Researchers get a handle on barreleye fish (and its transparent head)
The craziest fish we've ever seen? Perhaps. (The lanternfish is also a front-runner for that dubious honor.)
Meet Macropinna microstoma, commonly known as the "barreleye" or "spookfish." (Or as the kids might call it: "see-through head fish.") The funky fish with the transparent head was first described in 1939, but only now do researchers understand the complexities of their distinctive tubular eyes.
A recent paper by Monterey Bay Aquarium Research Institute researchers Bruce Robison and Kim Reisenbichler explains that the fish's eyes aren't fixed in place, as marine biologists had previously thought. Instead, they can rotate behind the transparent shield on the barreleye's head -- a nice adaptation for a deep-sea fish that must navigate with very little light.
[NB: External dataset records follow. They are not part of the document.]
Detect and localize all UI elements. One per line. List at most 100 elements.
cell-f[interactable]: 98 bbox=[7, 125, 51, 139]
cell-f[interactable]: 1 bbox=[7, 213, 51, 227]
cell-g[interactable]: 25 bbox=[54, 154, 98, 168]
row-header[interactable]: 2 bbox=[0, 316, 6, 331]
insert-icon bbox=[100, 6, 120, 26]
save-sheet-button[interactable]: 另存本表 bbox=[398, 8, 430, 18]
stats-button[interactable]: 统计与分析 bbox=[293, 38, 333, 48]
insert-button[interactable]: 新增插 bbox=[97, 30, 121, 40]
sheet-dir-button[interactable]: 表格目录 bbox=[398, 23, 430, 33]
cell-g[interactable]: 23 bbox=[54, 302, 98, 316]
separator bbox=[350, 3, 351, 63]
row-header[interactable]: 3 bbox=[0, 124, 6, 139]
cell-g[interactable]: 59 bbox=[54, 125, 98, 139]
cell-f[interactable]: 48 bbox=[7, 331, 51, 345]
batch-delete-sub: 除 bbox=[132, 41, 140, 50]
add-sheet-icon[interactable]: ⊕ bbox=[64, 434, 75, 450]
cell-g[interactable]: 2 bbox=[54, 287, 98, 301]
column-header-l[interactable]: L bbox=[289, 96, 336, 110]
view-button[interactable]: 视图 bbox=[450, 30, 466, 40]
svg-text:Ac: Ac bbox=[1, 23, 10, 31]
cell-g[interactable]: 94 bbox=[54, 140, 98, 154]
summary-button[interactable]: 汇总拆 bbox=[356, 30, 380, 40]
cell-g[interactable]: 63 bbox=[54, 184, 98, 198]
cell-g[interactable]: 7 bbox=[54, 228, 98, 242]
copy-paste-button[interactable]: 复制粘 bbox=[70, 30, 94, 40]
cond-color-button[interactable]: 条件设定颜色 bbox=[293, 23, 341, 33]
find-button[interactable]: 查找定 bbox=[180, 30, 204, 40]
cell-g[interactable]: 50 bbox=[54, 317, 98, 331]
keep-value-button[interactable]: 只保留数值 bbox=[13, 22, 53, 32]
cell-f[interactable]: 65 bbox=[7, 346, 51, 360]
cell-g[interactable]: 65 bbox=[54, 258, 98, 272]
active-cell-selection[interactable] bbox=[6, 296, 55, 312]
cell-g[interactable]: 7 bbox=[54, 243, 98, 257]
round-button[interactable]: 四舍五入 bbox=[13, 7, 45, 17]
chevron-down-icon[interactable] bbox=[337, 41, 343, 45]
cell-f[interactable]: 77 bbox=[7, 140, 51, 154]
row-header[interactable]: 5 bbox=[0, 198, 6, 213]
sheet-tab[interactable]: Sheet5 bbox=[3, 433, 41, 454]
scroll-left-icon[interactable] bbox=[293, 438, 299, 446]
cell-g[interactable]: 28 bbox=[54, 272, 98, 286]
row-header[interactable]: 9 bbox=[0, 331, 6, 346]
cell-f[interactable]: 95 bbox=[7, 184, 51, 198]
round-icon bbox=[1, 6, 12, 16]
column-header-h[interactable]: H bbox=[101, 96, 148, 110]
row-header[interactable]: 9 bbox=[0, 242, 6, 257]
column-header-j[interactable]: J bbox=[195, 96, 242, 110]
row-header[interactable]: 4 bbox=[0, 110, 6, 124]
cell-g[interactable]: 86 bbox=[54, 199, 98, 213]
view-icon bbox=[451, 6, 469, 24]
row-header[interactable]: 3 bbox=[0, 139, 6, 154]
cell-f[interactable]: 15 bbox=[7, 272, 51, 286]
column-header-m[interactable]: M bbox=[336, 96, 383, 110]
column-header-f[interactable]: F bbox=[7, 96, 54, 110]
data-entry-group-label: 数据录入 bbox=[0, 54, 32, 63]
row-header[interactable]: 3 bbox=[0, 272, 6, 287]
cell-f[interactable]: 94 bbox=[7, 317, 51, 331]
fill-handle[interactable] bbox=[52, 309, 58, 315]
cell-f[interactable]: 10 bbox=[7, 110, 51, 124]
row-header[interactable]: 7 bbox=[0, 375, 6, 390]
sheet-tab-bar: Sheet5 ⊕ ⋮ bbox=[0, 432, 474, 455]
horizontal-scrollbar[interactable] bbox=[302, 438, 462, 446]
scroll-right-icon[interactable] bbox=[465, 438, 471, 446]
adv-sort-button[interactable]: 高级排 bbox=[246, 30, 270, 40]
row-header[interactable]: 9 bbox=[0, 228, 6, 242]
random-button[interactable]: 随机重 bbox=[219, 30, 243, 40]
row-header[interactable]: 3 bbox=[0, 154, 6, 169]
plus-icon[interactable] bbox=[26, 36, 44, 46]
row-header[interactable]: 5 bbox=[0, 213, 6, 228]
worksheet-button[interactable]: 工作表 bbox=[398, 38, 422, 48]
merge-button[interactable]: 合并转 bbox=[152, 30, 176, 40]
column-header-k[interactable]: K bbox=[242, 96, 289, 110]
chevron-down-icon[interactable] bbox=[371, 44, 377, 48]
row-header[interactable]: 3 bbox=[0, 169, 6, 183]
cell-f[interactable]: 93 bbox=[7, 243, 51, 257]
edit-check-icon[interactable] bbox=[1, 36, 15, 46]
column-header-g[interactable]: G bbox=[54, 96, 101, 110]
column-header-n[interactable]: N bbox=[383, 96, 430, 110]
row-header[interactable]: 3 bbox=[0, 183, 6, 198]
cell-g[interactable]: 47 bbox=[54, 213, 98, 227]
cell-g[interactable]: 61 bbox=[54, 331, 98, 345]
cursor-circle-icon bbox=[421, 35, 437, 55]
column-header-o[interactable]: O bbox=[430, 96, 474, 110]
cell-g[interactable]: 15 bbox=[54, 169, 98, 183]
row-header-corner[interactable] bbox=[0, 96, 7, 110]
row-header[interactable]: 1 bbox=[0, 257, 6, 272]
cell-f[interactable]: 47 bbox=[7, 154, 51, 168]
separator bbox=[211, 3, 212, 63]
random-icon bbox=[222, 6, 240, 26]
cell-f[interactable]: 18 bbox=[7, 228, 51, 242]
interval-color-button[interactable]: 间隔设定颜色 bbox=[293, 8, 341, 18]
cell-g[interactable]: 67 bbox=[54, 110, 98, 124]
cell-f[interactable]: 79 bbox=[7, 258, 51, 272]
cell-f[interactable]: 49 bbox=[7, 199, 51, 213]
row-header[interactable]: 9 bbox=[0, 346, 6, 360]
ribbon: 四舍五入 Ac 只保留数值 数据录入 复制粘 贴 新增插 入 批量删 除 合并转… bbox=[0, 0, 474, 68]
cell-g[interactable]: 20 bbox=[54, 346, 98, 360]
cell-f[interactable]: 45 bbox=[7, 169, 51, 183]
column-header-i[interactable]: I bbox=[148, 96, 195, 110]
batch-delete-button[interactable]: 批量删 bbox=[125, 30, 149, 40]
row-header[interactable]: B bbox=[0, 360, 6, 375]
The institute's website offers an explanation of how the research was conducted:
Robison and Reisenbichler used video from MBARI's remotely operated vehicles (ROVs) to study barreleyes in the deep waters just offshore of Central California. At depths of 600 to 800 meters (2,000 to 2,600 feet) below the surface, the ROV cameras typically showed these fish hanging motionless in the water, their eyes glowing a vivid green in the ROV's bright lights. The ROV video also revealed a previously undescribed feature of these fish--its eyes are surrounded by a transparent, fluid-filled shield that covers the top of the fish's head.
Beyond their most obvious feature, barreleyes also have large, flat fins that allow them to remain almost motionless in the water. The researchers speculated that the fish captures prey by staying horizontal and still with its eyes looking upward until it spots an animal like a jelly overhead. When something tasty swims above it, it rotates its eyes forward and turns to swim up and catch it.